You all will have to excuse me, I feel like this post might be a bit sentimental. This week when going on my walk I meandered through town a bit. The leaves all red, orange, and gold gave the town a charm it might not always have, setting up my nostalgia. There are moments here in Farmington that we appreciate more than others, when the leaves change, the first snowfall, and the first warm day of spring. Walking through town made me remember of all the times I had experienced these days over the years. In reading Aldo Leopold I was in someway forced to think about the past.
The reason for this is because of the scene with the tree. When he writes about cutting down the tree readers are able to see the sensitivity that he has. “Fragrant little chips of history spewed from the cut, and accumulated on the snow before the kneeling saywer”(9). I really loved this section as he seemed to recognize the necessity in cutting up the tree, yet, he appreciated what the tree had gone through to grow to be eighty years old.
As a senior I will leave Farmington in may, I have spent four years here. If someone cut me open when I turn eighty(creepy, flashback to last times serial killer) they would have to note my four years here. While walking through town I remembered some weird things from my time here. I remembered not the first time I went to Soup for You, but the time I stormed out of it because I was having a fight. The time I had to leave Narrow Gauge Cinema midway through a movie because my roommate thought she had appendicitis (she didn’t but it was an interesting experience). Anyway I began to appreciated Farmington the way Leopold appreciated the Oak tree.
I thought that Leopold did an excellent job of allowing nature to take part in his writing. He was different than Thoreau, in that he seemed to have more emotion toward nature. Leopold did not preach about nature in the way that Thoreau did. I was able to identify with it more, and think about it more.

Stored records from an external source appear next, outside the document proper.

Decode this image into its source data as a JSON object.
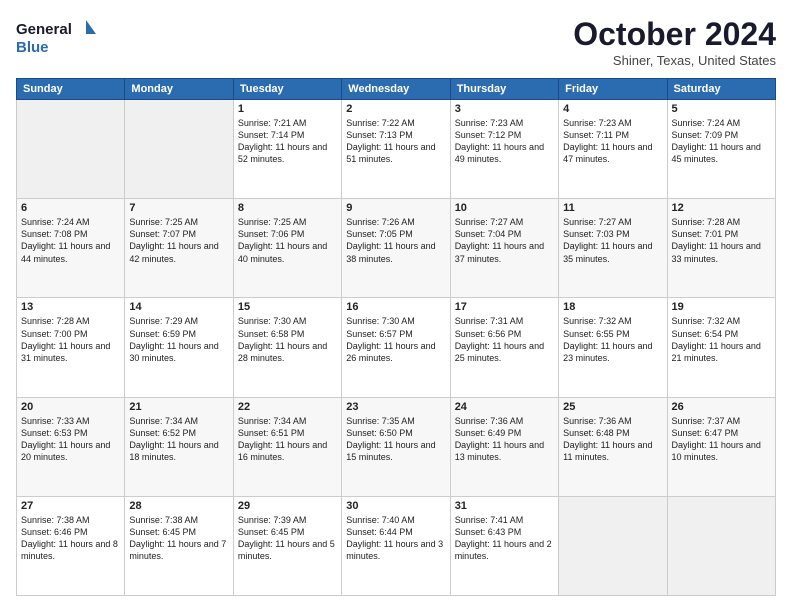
{
  "logo": {
    "line1": "General",
    "line2": "Blue"
  },
  "title": "October 2024",
  "location": "Shiner, Texas, United States",
  "days_of_week": [
    "Sunday",
    "Monday",
    "Tuesday",
    "Wednesday",
    "Thursday",
    "Friday",
    "Saturday"
  ],
  "weeks": [
    [
      {
        "day": "",
        "sunrise": "",
        "sunset": "",
        "daylight": ""
      },
      {
        "day": "",
        "sunrise": "",
        "sunset": "",
        "daylight": ""
      },
      {
        "day": "1",
        "sunrise": "Sunrise: 7:21 AM",
        "sunset": "Sunset: 7:14 PM",
        "daylight": "Daylight: 11 hours and 52 minutes."
      },
      {
        "day": "2",
        "sunrise": "Sunrise: 7:22 AM",
        "sunset": "Sunset: 7:13 PM",
        "daylight": "Daylight: 11 hours and 51 minutes."
      },
      {
        "day": "3",
        "sunrise": "Sunrise: 7:23 AM",
        "sunset": "Sunset: 7:12 PM",
        "daylight": "Daylight: 11 hours and 49 minutes."
      },
      {
        "day": "4",
        "sunrise": "Sunrise: 7:23 AM",
        "sunset": "Sunset: 7:11 PM",
        "daylight": "Daylight: 11 hours and 47 minutes."
      },
      {
        "day": "5",
        "sunrise": "Sunrise: 7:24 AM",
        "sunset": "Sunset: 7:09 PM",
        "daylight": "Daylight: 11 hours and 45 minutes."
      }
    ],
    [
      {
        "day": "6",
        "sunrise": "Sunrise: 7:24 AM",
        "sunset": "Sunset: 7:08 PM",
        "daylight": "Daylight: 11 hours and 44 minutes."
      },
      {
        "day": "7",
        "sunrise": "Sunrise: 7:25 AM",
        "sunset": "Sunset: 7:07 PM",
        "daylight": "Daylight: 11 hours and 42 minutes."
      },
      {
        "day": "8",
        "sunrise": "Sunrise: 7:25 AM",
        "sunset": "Sunset: 7:06 PM",
        "daylight": "Daylight: 11 hours and 40 minutes."
      },
      {
        "day": "9",
        "sunrise": "Sunrise: 7:26 AM",
        "sunset": "Sunset: 7:05 PM",
        "daylight": "Daylight: 11 hours and 38 minutes."
      },
      {
        "day": "10",
        "sunrise": "Sunrise: 7:27 AM",
        "sunset": "Sunset: 7:04 PM",
        "daylight": "Daylight: 11 hours and 37 minutes."
      },
      {
        "day": "11",
        "sunrise": "Sunrise: 7:27 AM",
        "sunset": "Sunset: 7:03 PM",
        "daylight": "Daylight: 11 hours and 35 minutes."
      },
      {
        "day": "12",
        "sunrise": "Sunrise: 7:28 AM",
        "sunset": "Sunset: 7:01 PM",
        "daylight": "Daylight: 11 hours and 33 minutes."
      }
    ],
    [
      {
        "day": "13",
        "sunrise": "Sunrise: 7:28 AM",
        "sunset": "Sunset: 7:00 PM",
        "daylight": "Daylight: 11 hours and 31 minutes."
      },
      {
        "day": "14",
        "sunrise": "Sunrise: 7:29 AM",
        "sunset": "Sunset: 6:59 PM",
        "daylight": "Daylight: 11 hours and 30 minutes."
      },
      {
        "day": "15",
        "sunrise": "Sunrise: 7:30 AM",
        "sunset": "Sunset: 6:58 PM",
        "daylight": "Daylight: 11 hours and 28 minutes."
      },
      {
        "day": "16",
        "sunrise": "Sunrise: 7:30 AM",
        "sunset": "Sunset: 6:57 PM",
        "daylight": "Daylight: 11 hours and 26 minutes."
      },
      {
        "day": "17",
        "sunrise": "Sunrise: 7:31 AM",
        "sunset": "Sunset: 6:56 PM",
        "daylight": "Daylight: 11 hours and 25 minutes."
      },
      {
        "day": "18",
        "sunrise": "Sunrise: 7:32 AM",
        "sunset": "Sunset: 6:55 PM",
        "daylight": "Daylight: 11 hours and 23 minutes."
      },
      {
        "day": "19",
        "sunrise": "Sunrise: 7:32 AM",
        "sunset": "Sunset: 6:54 PM",
        "daylight": "Daylight: 11 hours and 21 minutes."
      }
    ],
    [
      {
        "day": "20",
        "sunrise": "Sunrise: 7:33 AM",
        "sunset": "Sunset: 6:53 PM",
        "daylight": "Daylight: 11 hours and 20 minutes."
      },
      {
        "day": "21",
        "sunrise": "Sunrise: 7:34 AM",
        "sunset": "Sunset: 6:52 PM",
        "daylight": "Daylight: 11 hours and 18 minutes."
      },
      {
        "day": "22",
        "sunrise": "Sunrise: 7:34 AM",
        "sunset": "Sunset: 6:51 PM",
        "daylight": "Daylight: 11 hours and 16 minutes."
      },
      {
        "day": "23",
        "sunrise": "Sunrise: 7:35 AM",
        "sunset": "Sunset: 6:50 PM",
        "daylight": "Daylight: 11 hours and 15 minutes."
      },
      {
        "day": "24",
        "sunrise": "Sunrise: 7:36 AM",
        "sunset": "Sunset: 6:49 PM",
        "daylight": "Daylight: 11 hours and 13 minutes."
      },
      {
        "day": "25",
        "sunrise": "Sunrise: 7:36 AM",
        "sunset": "Sunset: 6:48 PM",
        "daylight": "Daylight: 11 hours and 11 minutes."
      },
      {
        "day": "26",
        "sunrise": "Sunrise: 7:37 AM",
        "sunset": "Sunset: 6:47 PM",
        "daylight": "Daylight: 11 hours and 10 minutes."
      }
    ],
    [
      {
        "day": "27",
        "sunrise": "Sunrise: 7:38 AM",
        "sunset": "Sunset: 6:46 PM",
        "daylight": "Daylight: 11 hours and 8 minutes."
      },
      {
        "day": "28",
        "sunrise": "Sunrise: 7:38 AM",
        "sunset": "Sunset: 6:45 PM",
        "daylight": "Daylight: 11 hours and 7 minutes."
      },
      {
        "day": "29",
        "sunrise": "Sunrise: 7:39 AM",
        "sunset": "Sunset: 6:45 PM",
        "daylight": "Daylight: 11 hours and 5 minutes."
      },
      {
        "day": "30",
        "sunrise": "Sunrise: 7:40 AM",
        "sunset": "Sunset: 6:44 PM",
        "daylight": "Daylight: 11 hours and 3 minutes."
      },
      {
        "day": "31",
        "sunrise": "Sunrise: 7:41 AM",
        "sunset": "Sunset: 6:43 PM",
        "daylight": "Daylight: 11 hours and 2 minutes."
      },
      {
        "day": "",
        "sunrise": "",
        "sunset": "",
        "daylight": ""
      },
      {
        "day": "",
        "sunrise": "",
        "sunset": "",
        "daylight": ""
      }
    ]
  ]
}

In today’s world I think that we are very wrapped up in the taking and consuming of things. We as a culture do not appreciate what goes in to the taking and consuming. Reading this section made me wonder if we stopped to appreciate what was around us, would we be able to consume so much? It seems that we wouldn’t, because if we like Leopold stopped and thought about how many years a tree had lived though every time we wrote on a piece of paper we would not have enough time to consume so much. We would lead cleaner lives and be more in-tune with the past so we could learn from it more.